No to the specific question you've asked, but certainly not no to the general trend.
We're tackling this across magazines, books, and audio-visual, in terms of the challenge of emerging technologies and how we get there. Our objectives in the department and across the culture portfolio are to support the creation of culture, which we have good mechanisms for, and also the access. This is where the new platform is played, on the access front.
It's quite interesting, though, that we have a number of institutions that can also play a role in this. We have the National Film Board that has a wonderful collection and is working on that. Yes, we have the CBC and their archives, and we have programs with Canadian culture online, where we partner with other departments and other agencies, including the CBC, to help them digitalize their content, whether it's for the virtual museum or other tools. So we are there, trying to support this.
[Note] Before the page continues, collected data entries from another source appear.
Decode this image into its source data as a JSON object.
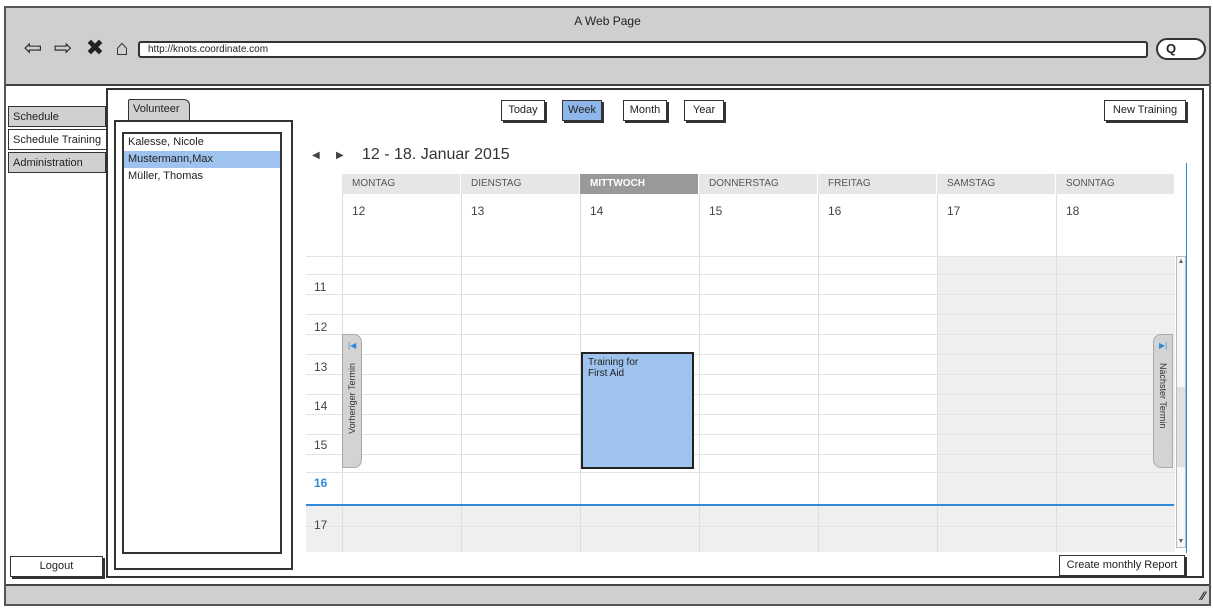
{
  "browser": {
    "window_title": "A Web Page",
    "url": "http://knots.coordinate.com",
    "search_icon_glyph": "Q"
  },
  "sidebar": {
    "items": [
      {
        "label": "Schedule"
      },
      {
        "label": "Schedule Training"
      },
      {
        "label": "Administration"
      }
    ],
    "logout_label": "Logout"
  },
  "volunteer": {
    "tab_label": "Volunteer",
    "items": [
      {
        "label": "Kalesse, Nicole"
      },
      {
        "label": "Mustermann,Max"
      },
      {
        "label": "Müller, Thomas"
      }
    ]
  },
  "toolbar": {
    "today": "Today",
    "week": "Week",
    "month": "Month",
    "year": "Year",
    "new_training": "New Training"
  },
  "calendar": {
    "range_title": "12 - 18. Januar 2015",
    "days": [
      {
        "name": "MONTAG",
        "date": "12"
      },
      {
        "name": "DIENSTAG",
        "date": "13"
      },
      {
        "name": "MITTWOCH",
        "date": "14"
      },
      {
        "name": "DONNERSTAG",
        "date": "15"
      },
      {
        "name": "FREITAG",
        "date": "16"
      },
      {
        "name": "SAMSTAG",
        "date": "17"
      },
      {
        "name": "SONNTAG",
        "date": "18"
      }
    ],
    "hours": [
      "11",
      "12",
      "13",
      "14",
      "15",
      "16",
      "17"
    ],
    "event": {
      "title_line1": "Training for",
      "title_line2": "First Aid"
    },
    "prev_label": "Vorheriger Termin",
    "next_label": "Nächster Termin",
    "colors": {
      "accent": "#9fc3ef",
      "now_line": "#2f8ad8",
      "selected_day_header": "#999999"
    }
  },
  "footer": {
    "report_button": "Create monthly Report"
  }
}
Is it just for the CBC? There are other collections available. Library and Archives Canada is doing a lot in this realm as well.
We have noted with a lot of interest what the BBC has done. It has put a great deal of its digital information online in Britain. The philosophy behind it is that since the Britons have paid for it through their licence fees, it's a form of collective wealth.
Those are interesting ways of getting Canadian content distributed through new platforms. We have a piece on that particular aspect that we can maybe share with you with respect to the BBC, but we have a lot of institutions that could play a role in this, not just CBC and Radio-Canada.